光海君に代わって王となった仁祖だが、特別な政策を持っていたわけではない。あくまで弟を殺されたという私憤と、王になりたいという野望だけで動いていた。実際に王になってみると、統治者として不適格な面が多く露呈する。クーデターを起こすまでは見事なリーダーであったかもしれないが、王としての政治家としては足りない部分が多すぎた。

外交政策の失敗

光海君は明と後金の間で中立外交を成功させていた。一方の仁祖は、極端に明に肩入れし、後金を卑下する態度を取り続けた。これに激怒した後金は、1627年に3万人の大軍で攻めてきた。王朝は江華島(カンファド)に避難せざるを得なくなった。

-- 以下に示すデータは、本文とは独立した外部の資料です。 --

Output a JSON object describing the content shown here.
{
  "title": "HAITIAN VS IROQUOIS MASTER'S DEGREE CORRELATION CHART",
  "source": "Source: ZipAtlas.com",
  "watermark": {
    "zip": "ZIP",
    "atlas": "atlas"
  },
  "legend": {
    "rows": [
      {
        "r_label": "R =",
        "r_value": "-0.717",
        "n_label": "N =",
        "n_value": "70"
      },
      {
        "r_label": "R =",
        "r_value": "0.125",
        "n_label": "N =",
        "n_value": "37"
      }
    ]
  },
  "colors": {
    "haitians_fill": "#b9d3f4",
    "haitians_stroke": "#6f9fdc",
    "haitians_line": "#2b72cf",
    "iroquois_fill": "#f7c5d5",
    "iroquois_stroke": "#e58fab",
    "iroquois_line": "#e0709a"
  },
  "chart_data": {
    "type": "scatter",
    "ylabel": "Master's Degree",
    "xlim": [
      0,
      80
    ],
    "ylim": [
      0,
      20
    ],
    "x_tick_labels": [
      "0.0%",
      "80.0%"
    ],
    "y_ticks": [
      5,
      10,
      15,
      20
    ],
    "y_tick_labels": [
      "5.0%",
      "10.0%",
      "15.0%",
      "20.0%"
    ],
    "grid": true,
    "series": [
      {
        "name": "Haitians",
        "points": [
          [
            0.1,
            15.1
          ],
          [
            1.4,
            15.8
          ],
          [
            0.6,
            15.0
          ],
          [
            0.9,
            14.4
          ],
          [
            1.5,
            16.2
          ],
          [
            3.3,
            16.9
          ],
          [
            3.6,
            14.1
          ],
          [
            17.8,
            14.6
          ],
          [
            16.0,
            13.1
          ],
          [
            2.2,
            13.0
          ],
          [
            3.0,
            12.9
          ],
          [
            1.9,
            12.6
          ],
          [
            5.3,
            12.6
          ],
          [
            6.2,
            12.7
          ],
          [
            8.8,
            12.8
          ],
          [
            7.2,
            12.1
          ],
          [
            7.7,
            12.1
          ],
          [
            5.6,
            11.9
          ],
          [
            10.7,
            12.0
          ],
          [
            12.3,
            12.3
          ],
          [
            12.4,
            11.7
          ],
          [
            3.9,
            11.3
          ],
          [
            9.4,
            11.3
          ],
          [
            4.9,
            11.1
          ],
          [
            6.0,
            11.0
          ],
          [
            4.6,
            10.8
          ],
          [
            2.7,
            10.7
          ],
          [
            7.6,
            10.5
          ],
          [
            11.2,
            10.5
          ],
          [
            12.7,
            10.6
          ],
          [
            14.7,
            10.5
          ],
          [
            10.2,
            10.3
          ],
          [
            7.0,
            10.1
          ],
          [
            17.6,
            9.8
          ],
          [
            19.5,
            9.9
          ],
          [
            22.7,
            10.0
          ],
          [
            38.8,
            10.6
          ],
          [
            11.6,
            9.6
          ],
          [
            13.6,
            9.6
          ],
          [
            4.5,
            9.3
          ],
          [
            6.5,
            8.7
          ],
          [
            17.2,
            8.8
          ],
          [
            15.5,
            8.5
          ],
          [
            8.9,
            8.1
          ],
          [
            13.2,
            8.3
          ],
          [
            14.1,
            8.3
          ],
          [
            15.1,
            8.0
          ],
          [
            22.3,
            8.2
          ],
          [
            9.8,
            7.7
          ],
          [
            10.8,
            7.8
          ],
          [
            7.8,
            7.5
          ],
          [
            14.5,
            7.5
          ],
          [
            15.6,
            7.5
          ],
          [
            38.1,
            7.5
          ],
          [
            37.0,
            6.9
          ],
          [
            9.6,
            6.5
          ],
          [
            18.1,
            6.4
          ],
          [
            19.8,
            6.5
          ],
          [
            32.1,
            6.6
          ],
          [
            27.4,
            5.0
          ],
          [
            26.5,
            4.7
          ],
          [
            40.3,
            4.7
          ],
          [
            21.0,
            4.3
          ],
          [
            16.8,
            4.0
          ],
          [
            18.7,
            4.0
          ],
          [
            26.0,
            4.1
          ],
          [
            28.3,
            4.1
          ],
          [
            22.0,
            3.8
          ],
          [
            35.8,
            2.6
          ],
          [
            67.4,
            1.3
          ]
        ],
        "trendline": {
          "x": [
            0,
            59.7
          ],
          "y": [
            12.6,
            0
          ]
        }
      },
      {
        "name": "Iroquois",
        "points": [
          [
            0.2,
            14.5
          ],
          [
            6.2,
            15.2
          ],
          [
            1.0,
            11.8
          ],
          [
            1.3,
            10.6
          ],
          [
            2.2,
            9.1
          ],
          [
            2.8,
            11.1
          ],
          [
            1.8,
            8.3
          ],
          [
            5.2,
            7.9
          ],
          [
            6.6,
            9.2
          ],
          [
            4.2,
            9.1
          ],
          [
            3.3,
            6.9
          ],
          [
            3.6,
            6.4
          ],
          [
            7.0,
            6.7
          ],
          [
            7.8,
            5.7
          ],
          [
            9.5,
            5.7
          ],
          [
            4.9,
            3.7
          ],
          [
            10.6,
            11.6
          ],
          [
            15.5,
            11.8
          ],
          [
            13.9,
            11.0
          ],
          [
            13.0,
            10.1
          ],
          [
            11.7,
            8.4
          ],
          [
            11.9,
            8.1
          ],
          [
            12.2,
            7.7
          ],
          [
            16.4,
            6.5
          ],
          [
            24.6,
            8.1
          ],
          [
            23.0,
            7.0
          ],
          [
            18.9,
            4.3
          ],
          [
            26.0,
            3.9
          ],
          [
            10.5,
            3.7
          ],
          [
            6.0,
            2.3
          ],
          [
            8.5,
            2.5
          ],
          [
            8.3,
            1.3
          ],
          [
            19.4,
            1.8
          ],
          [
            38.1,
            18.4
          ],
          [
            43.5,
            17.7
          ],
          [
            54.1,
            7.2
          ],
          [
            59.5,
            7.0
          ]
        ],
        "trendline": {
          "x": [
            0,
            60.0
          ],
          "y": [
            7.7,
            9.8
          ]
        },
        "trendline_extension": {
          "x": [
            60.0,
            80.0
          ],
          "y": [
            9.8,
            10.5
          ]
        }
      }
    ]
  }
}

この時は和睦交渉を行い、後金と兄弟の関係を保つことで戦乱を収束させた。

しかし、仁祖は和睦交渉時の約束を全く守らなかった。そのため、1636年12月に、国号を清に変えた相手が10万人を超える大軍で再び攻めてきた。すでに江華島へ避難する時間的余裕もなかった。仁祖は1万3000人の兵と共に南漢山城(ナマンサンソン)に籠城して必死に耐えた。だが、清の軍はあまりに強く、結局は降伏することになった。

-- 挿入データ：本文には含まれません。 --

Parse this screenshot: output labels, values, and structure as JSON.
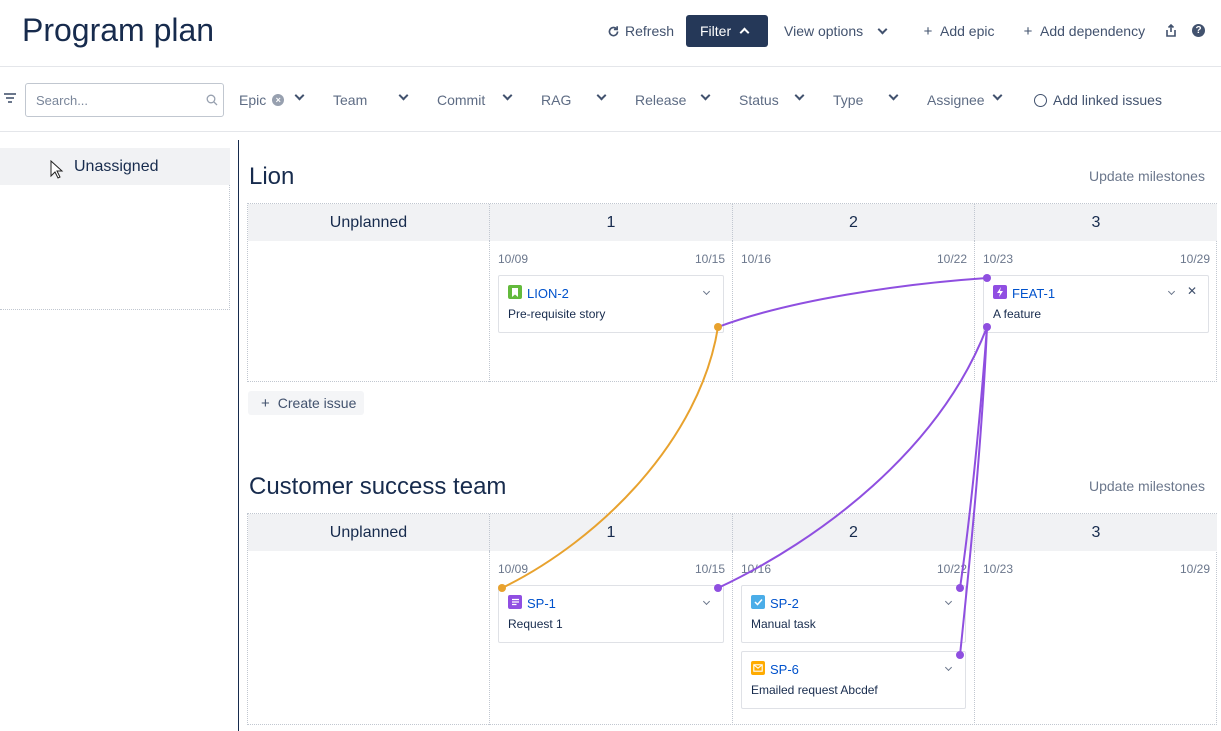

敗れた仁祖は、漢江(ハンガン)のほとりに出向き、清の皇帝の前で屈辱的な謝罪をした。さらに、仁祖の3人の息子は人質として清の首都・瀋陽へ連れていかれてしまう。この時の庶民の怒りは激しかった。清の大軍によって放火や略奪の被害に遭っていたからである。「すべて王がだらしないからこうなるんだ」と、庶民は仁祖を強く非難した。

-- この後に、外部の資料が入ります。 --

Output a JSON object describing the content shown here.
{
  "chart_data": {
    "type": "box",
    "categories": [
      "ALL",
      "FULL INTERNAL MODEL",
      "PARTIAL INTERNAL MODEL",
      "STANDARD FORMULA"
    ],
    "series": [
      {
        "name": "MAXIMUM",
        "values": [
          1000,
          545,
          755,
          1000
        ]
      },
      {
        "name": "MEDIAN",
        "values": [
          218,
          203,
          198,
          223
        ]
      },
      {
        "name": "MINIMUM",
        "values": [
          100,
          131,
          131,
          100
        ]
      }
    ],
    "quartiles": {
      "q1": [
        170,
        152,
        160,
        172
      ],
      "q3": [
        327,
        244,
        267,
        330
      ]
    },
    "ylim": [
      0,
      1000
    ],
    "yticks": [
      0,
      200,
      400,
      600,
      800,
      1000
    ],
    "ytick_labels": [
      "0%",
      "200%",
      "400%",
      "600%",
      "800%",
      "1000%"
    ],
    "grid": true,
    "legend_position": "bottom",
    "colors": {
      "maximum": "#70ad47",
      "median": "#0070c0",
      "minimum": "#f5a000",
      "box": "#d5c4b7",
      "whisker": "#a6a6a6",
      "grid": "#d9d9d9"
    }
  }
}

もし光海君であれば、清との関係も巧みにこなしただろう。その点で仁祖は、国土を守る戦略性に決定的に欠けていた。結果的に朝鮮王朝は莫大な賠償金を取られ、清に従わざるを得ない状況に追い込まれたのである。

晩年の失政

その後の仁祖の治世も悲惨であった。1645年、人質生活を終えて帰国した長男の昭顕世子(ソヒョンセジャ)を、仁祖は毒殺した疑いが強い。清にかぶれたという理由からである。さらに、昭顕世子の妻である姜(カン)氏に対しても、アワビに毒を盛ったという疑いをかけて死罪にしている。

本来であれば、昭顕世子の息子を正統な後継者に指名しなければならない。しかし、仁祖は自分の2男である鳳林(ポンニム)を世子にし、伝統的な王位継承の原則を破ってしまった。また、晩年の仁祖は側室の貴人(キイン)・趙(チョ)氏や高官の金自点らに利用され、歪んだ政治を行っている。

果たして仁祖のクーデターの結果、朝鮮王朝はどうなったのか。政治的な混乱は増すばかりであり、民衆の生活も苦しくなる一方であった。そして、清に隷属する関係を強いられ、その後の独立性も損なわれてしまった。失政の多い人生を送った仁祖は、1649年に54歳でこの世を去った。